After a week of arguing politics and religion with my ultra conservative yet oddly welcoming family, I found the mention of Chester Brown’s new graphic novel particularly interesting. It appeared on my Twitter feed and I read a few short articles about it. It’s called Mary Wept Over Jesus’ Feet and it’s look at biblical texts from the perspective of a religious historian. It appears to challenge quite a few mainstream assumptions, most intriguingly the one where Jesus’ feet were his actual feet, not his cock. Jesus spent his time among people such as I, preaching ‘why can’t we all just stop killing each other?’ I, personally resonate with the story of Christ’s life and with much of the biblical wisdom set side-by-side with racism and mysogyny; an alternative look at the biblical stories would be both interesting and refreshing.
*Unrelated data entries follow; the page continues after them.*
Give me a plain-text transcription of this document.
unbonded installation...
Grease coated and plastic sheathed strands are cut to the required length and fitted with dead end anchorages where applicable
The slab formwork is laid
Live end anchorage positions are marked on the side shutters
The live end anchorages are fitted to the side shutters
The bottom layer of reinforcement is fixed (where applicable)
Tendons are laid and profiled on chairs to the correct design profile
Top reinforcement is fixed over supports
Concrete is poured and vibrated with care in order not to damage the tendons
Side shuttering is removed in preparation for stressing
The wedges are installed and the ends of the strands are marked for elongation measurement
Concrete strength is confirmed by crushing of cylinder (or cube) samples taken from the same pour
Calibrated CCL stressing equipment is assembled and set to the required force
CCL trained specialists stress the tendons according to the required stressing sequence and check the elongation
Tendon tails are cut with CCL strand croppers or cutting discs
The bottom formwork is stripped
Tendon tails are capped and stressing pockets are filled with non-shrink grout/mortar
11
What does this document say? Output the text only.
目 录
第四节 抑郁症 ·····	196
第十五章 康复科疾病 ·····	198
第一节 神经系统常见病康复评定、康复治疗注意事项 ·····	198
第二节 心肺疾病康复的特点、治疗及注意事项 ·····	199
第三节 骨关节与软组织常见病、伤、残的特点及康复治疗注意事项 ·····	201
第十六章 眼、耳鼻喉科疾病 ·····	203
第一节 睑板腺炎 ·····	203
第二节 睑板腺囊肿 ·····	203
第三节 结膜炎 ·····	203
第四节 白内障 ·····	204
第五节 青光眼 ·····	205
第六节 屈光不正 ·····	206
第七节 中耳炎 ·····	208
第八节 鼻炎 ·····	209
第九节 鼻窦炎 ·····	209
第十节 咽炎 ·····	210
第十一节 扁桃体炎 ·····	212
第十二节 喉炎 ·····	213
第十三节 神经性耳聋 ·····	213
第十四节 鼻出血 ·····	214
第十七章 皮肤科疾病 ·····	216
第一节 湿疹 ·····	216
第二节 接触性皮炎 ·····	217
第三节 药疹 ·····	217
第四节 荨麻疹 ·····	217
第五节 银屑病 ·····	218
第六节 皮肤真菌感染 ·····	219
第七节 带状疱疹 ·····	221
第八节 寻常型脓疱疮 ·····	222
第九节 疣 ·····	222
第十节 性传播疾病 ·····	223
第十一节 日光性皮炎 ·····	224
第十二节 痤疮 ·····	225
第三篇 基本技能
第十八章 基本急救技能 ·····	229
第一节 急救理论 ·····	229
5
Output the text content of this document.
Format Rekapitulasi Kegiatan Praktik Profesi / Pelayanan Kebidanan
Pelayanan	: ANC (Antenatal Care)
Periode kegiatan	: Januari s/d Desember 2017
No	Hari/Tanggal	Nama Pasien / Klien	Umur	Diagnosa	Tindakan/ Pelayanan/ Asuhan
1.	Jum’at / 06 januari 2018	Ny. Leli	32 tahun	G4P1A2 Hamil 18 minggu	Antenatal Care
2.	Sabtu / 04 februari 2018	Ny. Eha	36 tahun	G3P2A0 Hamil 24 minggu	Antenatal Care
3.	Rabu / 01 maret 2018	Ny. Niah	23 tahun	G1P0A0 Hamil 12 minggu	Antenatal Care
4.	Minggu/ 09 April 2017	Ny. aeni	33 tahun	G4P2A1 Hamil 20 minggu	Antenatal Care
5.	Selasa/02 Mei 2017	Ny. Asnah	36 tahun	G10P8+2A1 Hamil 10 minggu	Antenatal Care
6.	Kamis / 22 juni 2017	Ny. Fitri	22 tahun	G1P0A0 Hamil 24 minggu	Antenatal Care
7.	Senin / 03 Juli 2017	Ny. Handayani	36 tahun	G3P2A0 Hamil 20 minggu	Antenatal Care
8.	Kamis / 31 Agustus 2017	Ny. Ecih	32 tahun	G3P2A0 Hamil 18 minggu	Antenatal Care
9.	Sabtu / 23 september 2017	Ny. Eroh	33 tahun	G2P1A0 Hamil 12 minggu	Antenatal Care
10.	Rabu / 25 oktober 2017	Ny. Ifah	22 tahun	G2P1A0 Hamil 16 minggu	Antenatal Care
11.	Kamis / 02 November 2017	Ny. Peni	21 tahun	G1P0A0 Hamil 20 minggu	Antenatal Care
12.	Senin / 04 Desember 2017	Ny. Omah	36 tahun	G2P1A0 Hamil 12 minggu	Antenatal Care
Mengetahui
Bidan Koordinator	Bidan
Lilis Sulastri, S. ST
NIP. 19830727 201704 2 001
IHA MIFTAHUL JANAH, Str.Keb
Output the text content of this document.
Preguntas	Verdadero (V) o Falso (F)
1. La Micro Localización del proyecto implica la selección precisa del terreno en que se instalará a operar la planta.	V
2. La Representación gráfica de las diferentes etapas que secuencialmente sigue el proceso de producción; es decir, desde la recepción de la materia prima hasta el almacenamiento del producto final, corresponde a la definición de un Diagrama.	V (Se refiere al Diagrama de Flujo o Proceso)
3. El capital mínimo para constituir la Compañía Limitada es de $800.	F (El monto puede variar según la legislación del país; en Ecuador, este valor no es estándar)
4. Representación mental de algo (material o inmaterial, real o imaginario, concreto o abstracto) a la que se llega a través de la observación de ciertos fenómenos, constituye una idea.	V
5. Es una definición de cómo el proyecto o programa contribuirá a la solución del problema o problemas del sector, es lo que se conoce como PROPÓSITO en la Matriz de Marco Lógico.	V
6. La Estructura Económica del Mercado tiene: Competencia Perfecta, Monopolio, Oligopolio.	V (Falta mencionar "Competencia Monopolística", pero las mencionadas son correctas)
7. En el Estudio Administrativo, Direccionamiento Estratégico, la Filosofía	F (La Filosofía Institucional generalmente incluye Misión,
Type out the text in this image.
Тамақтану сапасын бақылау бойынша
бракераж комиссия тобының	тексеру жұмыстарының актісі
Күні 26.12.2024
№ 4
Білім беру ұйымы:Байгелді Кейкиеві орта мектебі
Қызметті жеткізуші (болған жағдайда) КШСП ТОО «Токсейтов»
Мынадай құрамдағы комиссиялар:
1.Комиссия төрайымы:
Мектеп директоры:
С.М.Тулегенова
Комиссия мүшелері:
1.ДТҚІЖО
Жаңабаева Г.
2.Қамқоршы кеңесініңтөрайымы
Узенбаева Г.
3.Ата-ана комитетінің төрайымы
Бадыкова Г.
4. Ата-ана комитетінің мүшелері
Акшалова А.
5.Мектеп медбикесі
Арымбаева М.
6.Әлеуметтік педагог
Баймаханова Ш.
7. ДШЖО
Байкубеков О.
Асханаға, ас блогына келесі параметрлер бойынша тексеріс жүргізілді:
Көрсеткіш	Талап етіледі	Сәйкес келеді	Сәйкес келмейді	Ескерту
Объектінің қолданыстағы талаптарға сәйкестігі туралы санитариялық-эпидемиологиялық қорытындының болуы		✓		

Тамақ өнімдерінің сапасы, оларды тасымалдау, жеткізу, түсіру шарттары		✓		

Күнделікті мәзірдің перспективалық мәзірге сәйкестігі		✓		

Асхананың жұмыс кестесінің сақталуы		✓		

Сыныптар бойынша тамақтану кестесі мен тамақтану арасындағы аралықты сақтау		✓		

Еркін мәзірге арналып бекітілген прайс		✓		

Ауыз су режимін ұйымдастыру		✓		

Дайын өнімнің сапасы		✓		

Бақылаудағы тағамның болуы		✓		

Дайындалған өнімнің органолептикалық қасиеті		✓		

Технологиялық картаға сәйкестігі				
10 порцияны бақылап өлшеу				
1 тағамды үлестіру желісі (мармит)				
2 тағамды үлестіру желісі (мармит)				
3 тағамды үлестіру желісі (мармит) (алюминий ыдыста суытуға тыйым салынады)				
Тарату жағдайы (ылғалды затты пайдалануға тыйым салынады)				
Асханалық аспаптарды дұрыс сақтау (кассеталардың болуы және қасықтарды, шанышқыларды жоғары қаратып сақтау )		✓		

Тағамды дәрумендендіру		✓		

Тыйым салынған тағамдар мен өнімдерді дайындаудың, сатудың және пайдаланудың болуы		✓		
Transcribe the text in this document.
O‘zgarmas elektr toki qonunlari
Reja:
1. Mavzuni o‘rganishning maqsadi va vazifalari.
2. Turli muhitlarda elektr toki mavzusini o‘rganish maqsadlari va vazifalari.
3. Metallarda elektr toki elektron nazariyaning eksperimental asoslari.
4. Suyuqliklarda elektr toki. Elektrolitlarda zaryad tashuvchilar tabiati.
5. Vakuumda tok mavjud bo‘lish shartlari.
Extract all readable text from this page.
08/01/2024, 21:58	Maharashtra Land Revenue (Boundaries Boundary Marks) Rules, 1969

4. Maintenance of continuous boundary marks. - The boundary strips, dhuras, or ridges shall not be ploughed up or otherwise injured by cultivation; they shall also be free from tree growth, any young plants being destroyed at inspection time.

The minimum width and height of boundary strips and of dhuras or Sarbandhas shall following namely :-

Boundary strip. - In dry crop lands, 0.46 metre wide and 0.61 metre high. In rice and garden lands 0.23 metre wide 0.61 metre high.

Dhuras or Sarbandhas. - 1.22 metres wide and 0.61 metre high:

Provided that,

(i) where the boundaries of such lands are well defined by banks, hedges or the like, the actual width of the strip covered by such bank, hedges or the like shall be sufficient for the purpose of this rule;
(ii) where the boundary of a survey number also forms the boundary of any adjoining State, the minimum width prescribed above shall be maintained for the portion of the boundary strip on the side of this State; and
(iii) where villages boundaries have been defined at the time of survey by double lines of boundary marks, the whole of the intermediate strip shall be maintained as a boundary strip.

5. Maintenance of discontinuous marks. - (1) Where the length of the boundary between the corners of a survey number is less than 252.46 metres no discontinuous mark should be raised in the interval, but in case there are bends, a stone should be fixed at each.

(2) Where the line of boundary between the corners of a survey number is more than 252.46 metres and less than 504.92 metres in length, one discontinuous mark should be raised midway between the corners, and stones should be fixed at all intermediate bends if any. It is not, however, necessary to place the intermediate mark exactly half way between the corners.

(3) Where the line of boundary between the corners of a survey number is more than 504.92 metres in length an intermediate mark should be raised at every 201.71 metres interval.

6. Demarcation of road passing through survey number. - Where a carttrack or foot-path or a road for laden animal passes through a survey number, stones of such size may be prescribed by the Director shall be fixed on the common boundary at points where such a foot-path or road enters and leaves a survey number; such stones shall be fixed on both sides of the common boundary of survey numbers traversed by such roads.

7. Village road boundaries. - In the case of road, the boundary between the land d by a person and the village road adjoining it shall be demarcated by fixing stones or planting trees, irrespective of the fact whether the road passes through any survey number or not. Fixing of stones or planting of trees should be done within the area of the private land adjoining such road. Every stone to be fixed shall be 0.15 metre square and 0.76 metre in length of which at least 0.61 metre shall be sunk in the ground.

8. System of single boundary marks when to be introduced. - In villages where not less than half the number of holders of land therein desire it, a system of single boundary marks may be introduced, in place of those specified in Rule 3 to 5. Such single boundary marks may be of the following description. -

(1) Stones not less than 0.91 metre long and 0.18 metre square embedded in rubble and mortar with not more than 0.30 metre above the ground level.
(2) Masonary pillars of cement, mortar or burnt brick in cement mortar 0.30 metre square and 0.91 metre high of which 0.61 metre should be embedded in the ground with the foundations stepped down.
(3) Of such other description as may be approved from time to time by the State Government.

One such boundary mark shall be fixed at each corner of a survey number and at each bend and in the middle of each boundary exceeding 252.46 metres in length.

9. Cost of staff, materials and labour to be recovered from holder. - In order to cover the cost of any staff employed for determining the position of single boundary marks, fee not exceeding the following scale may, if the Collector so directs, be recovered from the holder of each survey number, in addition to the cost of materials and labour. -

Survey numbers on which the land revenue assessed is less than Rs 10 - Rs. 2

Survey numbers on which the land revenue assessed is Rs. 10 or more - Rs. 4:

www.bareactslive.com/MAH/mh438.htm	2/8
Hint to a certain tome manager ;-P
My recent socializing with my family brought back all sorts of memories and feelings from when I was growing up. I once again feel incredibly fortunate to be accepted by my family, at least the ones that matter, despite my opposing viewpoints. My mother and I, in fact, enjoy rousing discussions with one another, always learning from each other and ending every disagreement with a reinforcement of our love and respect for each other. I sometimes feel bad for everyone else watching because my mother is very well read and self educated and I am very quick to leap from idea to idea so our dialogue is constantly evolving, staying on an idea long enough to explain it but moving faster than many of my family members can follow. I also love that she absorbs ideas and lets them churn over time so she will revisit something we talked about six months ago and have new insights to share.
That perception is also dangerous; she knows me so well that she strongly suspects the true nature of my work. I wish I could invite her to see it from my perspective, to acknowledge the healing and meaning I often find and give in my work but to her she sees only destruction, deceit, shame, and the slow surrendering of my soul.
I’m. Not sure why I’m sharing this. It’s quite personal and if she read this… Hi, Mom. I hope you read the rest of my blog, too, and I hope it opens your eyes to my world. My beautiful, weird world full of adoration, kindness, authenticity, joy, anger (at laws keeping me from doing good while doing well), and fear (that I will be found out and all I’ve worked for will be lost.)